So the theme of this week’s My Sexy Saturday blog hop is “My Sexy Best.” And I’ve got a little scene from book six of the Dream Series that shows us Sara knows that Brian is, without question, the best man for her. To set it up a bit, Sara is at her 10 year college reunion, and she’s talking to her friend Janet from medical school. It turns out that Janet, despite being 33 years old, is still a virgin, and she’s thinking that might change later in the evening. So she goes to the only person at the reunion she can trust with such a sensitive topic: Sara. And Sara shares her wisdom…
“Sara?” Her tone is almost pleading. “I – I know this is weird. But there’s nobody else I trust to talk to. And – I – I don’t know what to do.” She laughs suddenly, almost hysterically. “Of course I know what to do! I’m a doctor, it’s not like I don’t know how all the parts work! But…”
But knowing whether you want to or not – whether the time is right or not – is a whole different thing, and not something you can learn from a textbook. And neither is knowing how to properly make love to someone, how to please and be pleased. I’m no expert, though – what can I really tell her?
The truth. What else is there?
I was thinking about it earlier today, wasn’t I? “Janet, I was – this afternoon, we visited the old dorm. We were standing right outside my old room, room 208. And I thought back to the first time I brought Brian up there, the first time we…”

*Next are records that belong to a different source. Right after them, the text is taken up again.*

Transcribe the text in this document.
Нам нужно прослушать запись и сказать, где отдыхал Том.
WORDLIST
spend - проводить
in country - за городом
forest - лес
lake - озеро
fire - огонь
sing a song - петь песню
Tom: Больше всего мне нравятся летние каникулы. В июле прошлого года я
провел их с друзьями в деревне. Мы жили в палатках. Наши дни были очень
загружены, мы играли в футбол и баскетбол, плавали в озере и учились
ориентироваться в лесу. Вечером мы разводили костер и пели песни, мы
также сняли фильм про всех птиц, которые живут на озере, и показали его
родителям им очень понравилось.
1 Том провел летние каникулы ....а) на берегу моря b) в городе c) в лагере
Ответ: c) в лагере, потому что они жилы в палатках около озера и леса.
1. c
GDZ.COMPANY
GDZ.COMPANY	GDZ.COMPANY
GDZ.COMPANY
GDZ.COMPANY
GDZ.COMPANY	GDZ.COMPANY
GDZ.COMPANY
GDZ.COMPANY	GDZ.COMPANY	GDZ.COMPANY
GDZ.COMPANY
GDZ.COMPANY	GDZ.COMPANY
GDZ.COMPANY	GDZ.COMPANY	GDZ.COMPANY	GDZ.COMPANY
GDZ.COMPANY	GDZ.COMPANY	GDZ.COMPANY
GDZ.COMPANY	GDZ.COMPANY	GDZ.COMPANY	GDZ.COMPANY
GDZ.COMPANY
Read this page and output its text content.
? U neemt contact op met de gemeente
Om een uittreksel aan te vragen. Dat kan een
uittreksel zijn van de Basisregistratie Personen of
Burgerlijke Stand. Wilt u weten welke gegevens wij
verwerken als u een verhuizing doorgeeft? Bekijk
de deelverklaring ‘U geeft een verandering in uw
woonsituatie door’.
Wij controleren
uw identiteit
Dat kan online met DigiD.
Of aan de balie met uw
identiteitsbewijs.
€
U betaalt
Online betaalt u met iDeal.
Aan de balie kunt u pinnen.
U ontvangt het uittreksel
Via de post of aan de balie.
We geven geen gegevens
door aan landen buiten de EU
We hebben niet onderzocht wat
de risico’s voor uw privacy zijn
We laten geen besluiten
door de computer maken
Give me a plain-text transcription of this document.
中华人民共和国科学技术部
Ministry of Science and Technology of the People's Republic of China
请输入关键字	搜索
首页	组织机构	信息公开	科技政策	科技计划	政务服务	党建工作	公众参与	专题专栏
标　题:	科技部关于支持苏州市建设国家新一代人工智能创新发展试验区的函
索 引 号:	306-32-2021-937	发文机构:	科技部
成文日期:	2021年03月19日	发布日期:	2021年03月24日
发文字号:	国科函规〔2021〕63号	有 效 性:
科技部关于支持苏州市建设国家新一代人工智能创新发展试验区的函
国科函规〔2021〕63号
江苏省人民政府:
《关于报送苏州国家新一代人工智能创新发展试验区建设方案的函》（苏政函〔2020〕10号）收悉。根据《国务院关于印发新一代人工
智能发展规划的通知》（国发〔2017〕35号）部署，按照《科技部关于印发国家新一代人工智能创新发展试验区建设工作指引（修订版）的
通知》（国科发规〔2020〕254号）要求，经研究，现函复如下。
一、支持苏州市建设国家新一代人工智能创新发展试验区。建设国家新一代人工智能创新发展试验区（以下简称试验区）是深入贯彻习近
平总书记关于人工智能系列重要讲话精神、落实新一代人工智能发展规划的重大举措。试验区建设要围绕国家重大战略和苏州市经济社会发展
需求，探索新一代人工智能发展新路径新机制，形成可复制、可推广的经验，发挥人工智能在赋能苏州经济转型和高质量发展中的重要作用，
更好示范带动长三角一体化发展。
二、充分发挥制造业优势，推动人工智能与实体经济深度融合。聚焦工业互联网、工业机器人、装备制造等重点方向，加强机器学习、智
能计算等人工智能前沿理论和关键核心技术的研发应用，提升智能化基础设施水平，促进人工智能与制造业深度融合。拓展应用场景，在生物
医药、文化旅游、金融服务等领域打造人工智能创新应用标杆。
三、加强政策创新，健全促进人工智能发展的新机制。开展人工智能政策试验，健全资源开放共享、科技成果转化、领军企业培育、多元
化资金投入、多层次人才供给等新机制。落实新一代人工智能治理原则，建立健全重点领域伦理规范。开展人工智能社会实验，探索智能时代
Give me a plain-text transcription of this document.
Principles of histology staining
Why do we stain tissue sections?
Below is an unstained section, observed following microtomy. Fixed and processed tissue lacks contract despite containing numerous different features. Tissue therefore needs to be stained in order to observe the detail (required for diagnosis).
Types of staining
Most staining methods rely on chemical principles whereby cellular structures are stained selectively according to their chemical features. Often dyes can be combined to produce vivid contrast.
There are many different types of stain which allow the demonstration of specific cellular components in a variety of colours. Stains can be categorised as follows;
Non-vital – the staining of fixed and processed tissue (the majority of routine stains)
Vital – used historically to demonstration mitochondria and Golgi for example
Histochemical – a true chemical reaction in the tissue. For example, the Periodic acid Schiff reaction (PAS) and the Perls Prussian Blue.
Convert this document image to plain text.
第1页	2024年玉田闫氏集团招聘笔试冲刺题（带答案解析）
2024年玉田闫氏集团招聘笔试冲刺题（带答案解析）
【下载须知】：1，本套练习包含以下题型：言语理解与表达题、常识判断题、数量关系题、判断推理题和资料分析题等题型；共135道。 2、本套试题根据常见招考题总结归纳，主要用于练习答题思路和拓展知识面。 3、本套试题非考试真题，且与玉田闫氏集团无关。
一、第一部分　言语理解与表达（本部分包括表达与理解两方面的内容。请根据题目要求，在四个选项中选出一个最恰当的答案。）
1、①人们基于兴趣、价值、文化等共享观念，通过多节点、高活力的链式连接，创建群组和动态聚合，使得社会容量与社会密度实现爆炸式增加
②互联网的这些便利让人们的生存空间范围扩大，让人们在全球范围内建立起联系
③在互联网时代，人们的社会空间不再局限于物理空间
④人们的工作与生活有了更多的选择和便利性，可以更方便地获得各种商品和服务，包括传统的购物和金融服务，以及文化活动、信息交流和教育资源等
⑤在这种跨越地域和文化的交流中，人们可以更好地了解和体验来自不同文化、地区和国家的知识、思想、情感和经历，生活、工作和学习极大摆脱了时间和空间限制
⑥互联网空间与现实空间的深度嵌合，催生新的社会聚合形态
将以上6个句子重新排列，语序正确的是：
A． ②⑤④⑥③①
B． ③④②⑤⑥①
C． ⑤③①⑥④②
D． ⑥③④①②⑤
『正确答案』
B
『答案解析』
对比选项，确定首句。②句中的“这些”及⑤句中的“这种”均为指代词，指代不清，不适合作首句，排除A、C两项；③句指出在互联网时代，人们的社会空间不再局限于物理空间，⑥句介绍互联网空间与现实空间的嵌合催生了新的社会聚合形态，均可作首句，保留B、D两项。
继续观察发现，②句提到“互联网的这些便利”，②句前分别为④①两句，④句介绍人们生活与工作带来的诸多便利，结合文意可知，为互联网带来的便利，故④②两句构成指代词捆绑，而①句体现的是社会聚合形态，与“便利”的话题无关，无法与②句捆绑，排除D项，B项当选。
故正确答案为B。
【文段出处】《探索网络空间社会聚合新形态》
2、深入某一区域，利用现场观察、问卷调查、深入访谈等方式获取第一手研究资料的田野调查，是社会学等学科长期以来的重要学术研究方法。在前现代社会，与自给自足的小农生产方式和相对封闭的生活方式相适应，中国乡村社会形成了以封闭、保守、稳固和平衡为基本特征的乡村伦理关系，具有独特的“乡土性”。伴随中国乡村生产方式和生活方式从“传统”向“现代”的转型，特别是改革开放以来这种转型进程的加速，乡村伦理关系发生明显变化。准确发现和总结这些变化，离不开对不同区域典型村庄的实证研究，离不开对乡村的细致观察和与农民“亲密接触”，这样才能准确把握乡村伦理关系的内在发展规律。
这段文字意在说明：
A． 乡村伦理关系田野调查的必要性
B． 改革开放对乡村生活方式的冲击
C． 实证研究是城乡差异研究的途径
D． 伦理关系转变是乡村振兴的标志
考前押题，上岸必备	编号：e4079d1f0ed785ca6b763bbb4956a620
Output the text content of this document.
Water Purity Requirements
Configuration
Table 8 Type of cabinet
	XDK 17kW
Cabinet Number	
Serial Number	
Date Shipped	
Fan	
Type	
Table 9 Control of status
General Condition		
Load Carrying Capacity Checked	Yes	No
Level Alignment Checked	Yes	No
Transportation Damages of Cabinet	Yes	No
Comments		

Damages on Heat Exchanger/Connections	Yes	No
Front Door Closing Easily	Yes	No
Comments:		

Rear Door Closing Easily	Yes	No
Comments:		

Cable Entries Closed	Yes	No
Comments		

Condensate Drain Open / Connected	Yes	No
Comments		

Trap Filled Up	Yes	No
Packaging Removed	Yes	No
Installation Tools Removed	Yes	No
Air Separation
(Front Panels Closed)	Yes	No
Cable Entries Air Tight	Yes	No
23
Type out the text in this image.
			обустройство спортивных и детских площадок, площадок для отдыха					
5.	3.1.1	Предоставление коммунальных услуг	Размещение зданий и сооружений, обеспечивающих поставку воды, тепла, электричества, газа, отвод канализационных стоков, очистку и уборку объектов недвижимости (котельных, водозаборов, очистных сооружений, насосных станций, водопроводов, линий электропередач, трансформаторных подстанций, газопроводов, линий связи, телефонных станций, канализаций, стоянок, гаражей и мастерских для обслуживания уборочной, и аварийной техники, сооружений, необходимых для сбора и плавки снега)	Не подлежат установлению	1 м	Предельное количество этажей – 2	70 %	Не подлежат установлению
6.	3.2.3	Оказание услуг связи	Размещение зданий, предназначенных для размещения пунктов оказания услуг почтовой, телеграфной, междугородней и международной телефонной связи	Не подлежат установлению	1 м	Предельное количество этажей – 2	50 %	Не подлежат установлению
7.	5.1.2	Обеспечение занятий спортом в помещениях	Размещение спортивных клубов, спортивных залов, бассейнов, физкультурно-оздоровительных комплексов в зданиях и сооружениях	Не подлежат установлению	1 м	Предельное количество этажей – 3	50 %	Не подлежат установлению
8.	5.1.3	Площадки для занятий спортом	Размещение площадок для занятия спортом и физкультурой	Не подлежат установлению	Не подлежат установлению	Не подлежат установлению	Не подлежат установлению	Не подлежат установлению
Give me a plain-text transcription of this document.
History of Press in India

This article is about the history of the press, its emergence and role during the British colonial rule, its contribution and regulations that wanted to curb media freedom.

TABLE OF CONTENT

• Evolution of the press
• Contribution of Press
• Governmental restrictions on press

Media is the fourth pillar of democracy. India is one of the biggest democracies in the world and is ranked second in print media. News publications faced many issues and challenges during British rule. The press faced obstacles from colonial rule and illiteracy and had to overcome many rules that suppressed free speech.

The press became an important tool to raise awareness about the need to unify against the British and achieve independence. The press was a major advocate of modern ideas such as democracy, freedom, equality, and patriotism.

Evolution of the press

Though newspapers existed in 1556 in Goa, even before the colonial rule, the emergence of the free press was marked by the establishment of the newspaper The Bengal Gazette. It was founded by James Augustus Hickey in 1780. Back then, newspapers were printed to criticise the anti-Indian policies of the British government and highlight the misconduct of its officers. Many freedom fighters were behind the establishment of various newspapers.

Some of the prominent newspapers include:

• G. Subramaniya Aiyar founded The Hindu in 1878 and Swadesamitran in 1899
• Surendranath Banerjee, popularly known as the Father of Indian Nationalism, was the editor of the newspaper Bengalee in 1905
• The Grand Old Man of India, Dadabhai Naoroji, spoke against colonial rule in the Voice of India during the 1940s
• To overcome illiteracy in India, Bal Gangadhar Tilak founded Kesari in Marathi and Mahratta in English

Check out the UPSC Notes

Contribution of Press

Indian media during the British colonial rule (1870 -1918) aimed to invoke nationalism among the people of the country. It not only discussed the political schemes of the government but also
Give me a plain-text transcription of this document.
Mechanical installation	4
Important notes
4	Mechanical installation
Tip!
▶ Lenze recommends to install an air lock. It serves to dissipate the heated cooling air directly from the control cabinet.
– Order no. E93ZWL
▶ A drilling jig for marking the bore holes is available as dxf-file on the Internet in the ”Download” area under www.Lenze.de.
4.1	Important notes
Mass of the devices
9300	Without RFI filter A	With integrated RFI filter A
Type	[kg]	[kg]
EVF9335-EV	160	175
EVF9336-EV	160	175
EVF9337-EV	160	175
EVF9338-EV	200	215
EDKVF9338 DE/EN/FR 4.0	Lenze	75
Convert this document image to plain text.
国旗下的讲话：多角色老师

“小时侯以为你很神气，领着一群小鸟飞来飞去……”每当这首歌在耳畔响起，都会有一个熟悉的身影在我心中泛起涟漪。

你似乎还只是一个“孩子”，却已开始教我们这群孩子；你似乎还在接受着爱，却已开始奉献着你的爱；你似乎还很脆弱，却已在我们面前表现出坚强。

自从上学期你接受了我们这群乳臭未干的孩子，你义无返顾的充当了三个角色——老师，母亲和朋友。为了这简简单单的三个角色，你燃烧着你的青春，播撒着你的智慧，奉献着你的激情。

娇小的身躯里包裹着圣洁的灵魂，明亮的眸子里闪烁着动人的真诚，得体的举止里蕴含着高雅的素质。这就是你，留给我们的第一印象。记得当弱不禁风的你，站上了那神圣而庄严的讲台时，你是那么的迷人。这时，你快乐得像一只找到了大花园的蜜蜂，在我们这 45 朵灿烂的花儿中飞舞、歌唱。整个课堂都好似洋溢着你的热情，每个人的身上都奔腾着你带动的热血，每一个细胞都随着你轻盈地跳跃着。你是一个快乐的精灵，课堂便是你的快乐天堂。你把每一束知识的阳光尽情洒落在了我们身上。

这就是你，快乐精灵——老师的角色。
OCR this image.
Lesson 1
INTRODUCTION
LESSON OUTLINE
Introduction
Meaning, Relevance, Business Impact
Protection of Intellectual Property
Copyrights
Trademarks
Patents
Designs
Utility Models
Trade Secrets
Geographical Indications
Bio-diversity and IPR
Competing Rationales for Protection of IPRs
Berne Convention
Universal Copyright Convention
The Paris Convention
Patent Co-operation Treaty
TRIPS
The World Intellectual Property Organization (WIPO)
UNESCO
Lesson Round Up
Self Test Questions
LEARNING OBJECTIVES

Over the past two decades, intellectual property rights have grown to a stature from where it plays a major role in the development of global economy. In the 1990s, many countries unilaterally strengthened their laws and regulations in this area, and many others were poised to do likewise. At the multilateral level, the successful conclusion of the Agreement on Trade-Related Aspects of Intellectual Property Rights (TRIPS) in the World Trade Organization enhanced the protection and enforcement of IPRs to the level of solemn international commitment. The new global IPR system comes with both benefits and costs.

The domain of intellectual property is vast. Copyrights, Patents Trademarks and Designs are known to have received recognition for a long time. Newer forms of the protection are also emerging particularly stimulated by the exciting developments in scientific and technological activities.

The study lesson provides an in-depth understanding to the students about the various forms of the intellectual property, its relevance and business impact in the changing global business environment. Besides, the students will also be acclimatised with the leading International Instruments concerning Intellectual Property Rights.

The first time Brian ever…
And, in a way, my first time, too. I’d had sex before. With boys. I hadn’t ever made love, or been with a real man, not until that first night with Brian. “Anyway, I was remembering. And – I knew, Janet. I knew it in my gut, when we were standing there in the hallway, and he was waiting for me to open the door. I knew it was right. The times I’d been with someone before that, the couple of boyfriends I had before Brian, I never had that feeling. Not once. There was no doubt with him, none at all.”